Des chiffres que ne conteste pas Phlippe Diallo, directeur général de l’UCPF. «Les études menées depuis cinq ans montrent qu’il y a une vraie réflexion à mener sur les comportements». Et même si les reproches concernent d’abord l’équipe de France plutôt que les clubs, ces derniers réfléchissent depuis plusieurs mois à la manière de faire bouger l’image des joueurs professionnels du bon côté du curseur.
Une part de salaire liée au comportement
On voit ainsi fleurir le concept de primes conditionnées au respect d’une charte éthique, comme dans le cas de Thiago Silva. Le Brésilien touchera chaque mois la somme de 40.000 euros supplémentaires de la part du PSG s’il respecte à la lettre certains engagements qui peuvent paraître basiques: Avoir un comportement exemplaire avec les arbitres, se montrer courtois et accessible avec les supporters…«Cela montre que les clubs ne se contentent plus de déclarations d’intention, se félicite Philippe Diallo. Le comportement est désormais une préoccupation prise en compte dans les contrats de travail».
Une solution à laquelle ne croit pas trop Bernard Caïazzo, qui préfère faire confiance au savoir-faire de son staff: «A Saint-Etienne, Christophe Galthié rencontre personnellement chaque future recrue pour s’assurer de sa mentalité, de son mode de vie…Le reste est affaire de règlement intérieur».

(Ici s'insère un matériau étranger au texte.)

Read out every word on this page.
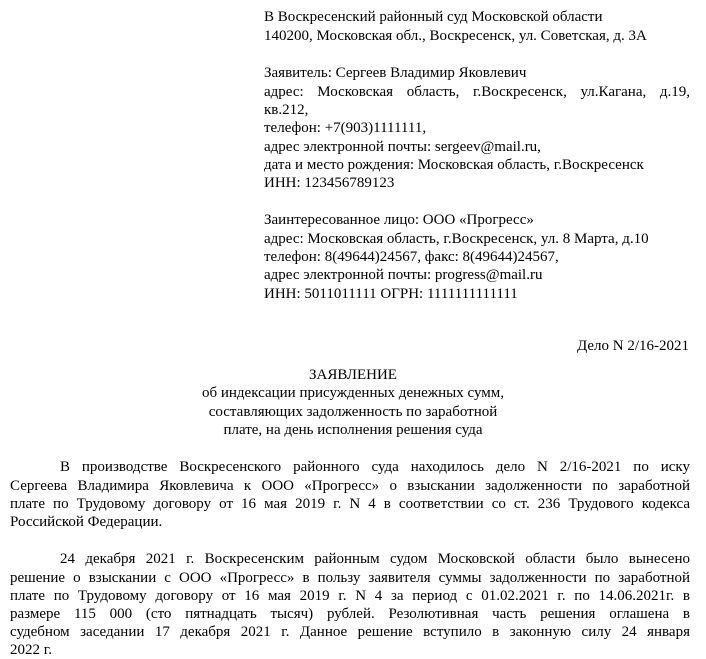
В Воскресенский районный суд Московской области
140200, Московская обл., Воскресенск, ул. Советская, д. 3А
Заявитель: Сергеев Владимир Яковлевич
адрес: Московская область, г.Воскресенск, ул.Кагана, д.19,
кв.212,
телефон: +7(903)1111111,
адрес электронной почты: sergeev@mail.ru,
дата и место рождения: Московская область, г.Воскресенск
ИНН: 123456789123
Заинтересованное лицо: ООО «Прогресс»
адрес: Московская область, г.Воскресенск, ул. 8 Марта, д.10
телефон: 8(49644)24567, факс: 8(49644)24567,
адрес электронной почты: progress@mail.ru
ИНН: 5011011111 ОГРН: 1111111111111
Дело N 2/16-2021
ЗАЯВЛЕНИЕ
об индексации присужденных денежных сумм,
составляющих задолженность по заработной
плате, на день исполнения решения суда
В производстве Воскресенского районного суда находилось дело N 2/16-2021 по иску
Сергеева Владимира Яковлевича к ООО «Прогресс» о взыскании задолженности по заработной
плате по Трудовому договору от 16 мая 2019 г. N 4 в соответствии со ст. 236 Трудового кодекса
Российской Федерации.
24 декабря 2021 г. Воскресенским районным судом Московской области было вынесено
решение о взыскании с ООО «Прогресс» в пользу заявителя суммы задолженности по заработной
плате по Трудовому договору от 16 мая 2019 г. N 4 за период с 01.02.2021 г. по 14.06.2021г. в
размере 115 000 (сто пятнадцать тысяч) рублей. Резолютивная часть решения оглашена в
судебном заседании 17 декабря 2021 г. Данное решение вступило в законную силу 24 января
2022 г.
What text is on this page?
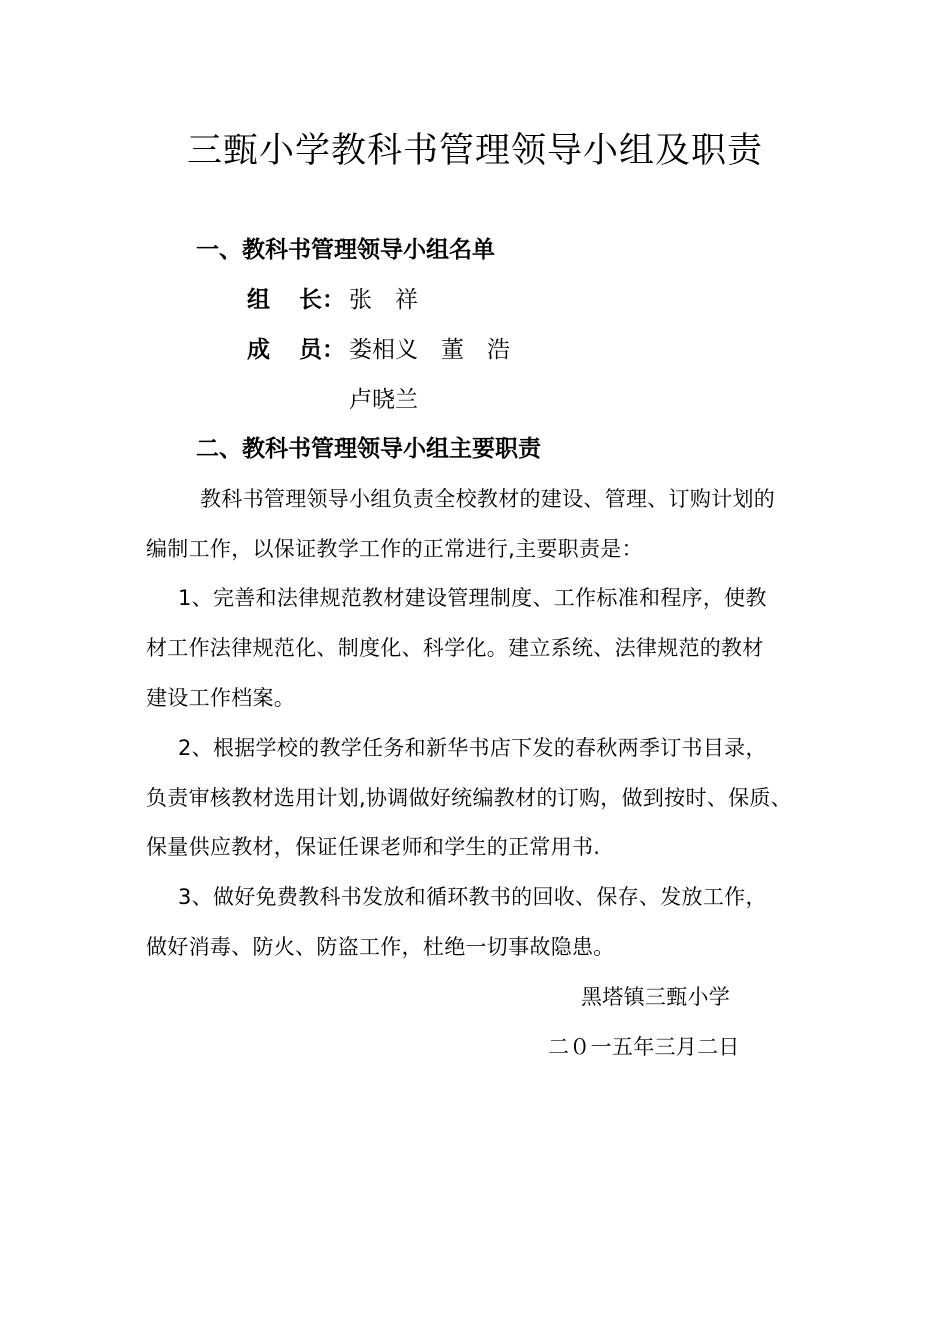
三甄小学教科书管理领导小组及职责
一、教科书管理领导小组名单
组 长： 张　祥
成 员： 娄相义　董　浩
卢晓兰
二、教科书管理领导小组主要职责
教科书管理领导小组负责全校教材的建设、管理、订购计划的
编制工作，以保证教学工作的正常进行,主要职责是：
1、完善和法律规范教材建设管理制度、工作标准和程序，使教
材工作法律规范化、制度化、科学化。建立系统、法律规范的教材
建设工作档案。
2、根据学校的教学任务和新华书店下发的春秋两季订书目录，
负责审核教材选用计划,协调做好统编教材的订购，做到按时、保质、
保量供应教材，保证任课老师和学生的正常用书.
3、做好免费教科书发放和循环教书的回收、保存、发放工作，
做好消毒、防火、防盗工作，杜绝一切事故隐患。
黑塔镇三甄小学
二０一五年三月二日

Apprendre les bases dans les centres de formation
En revanche, le président stéphanois croit beaucoup à une meilleure éducation des plus jeunes en centre de formation. Son idée la plus forte, bien accueillie par la Ligue et la Fédération, qui communiqueront sur le sujet à l’automne, prévoit un module de deux heures par semaine sur les grands noms et les grandes dates du foot français. «Si on veut leur faire comprendre ce que c’est que l’amour du maillot et leur demander de respecter son histoire, encore faut-il qu’ils la connaissent. Vous n’avez pas idée du nombre de jeunes qui ne savent même pas qui est David Ginola».
Un cours d’instruction footballistique accéléré qui permettrait de combler les lacunes les plus évidentes. En attendant que l’exemple vienne de tout en haut : «Didier Deschamps ne doit pas faire de cadeaux. conclut Caïazzo. Cela conduira peut-être les médias à moins parler de la mise en examen de Benzema mais davantage d’un joueur comme Mathieu Bodmer, qui verse chaque mois 10% de son salaire à son club formateur».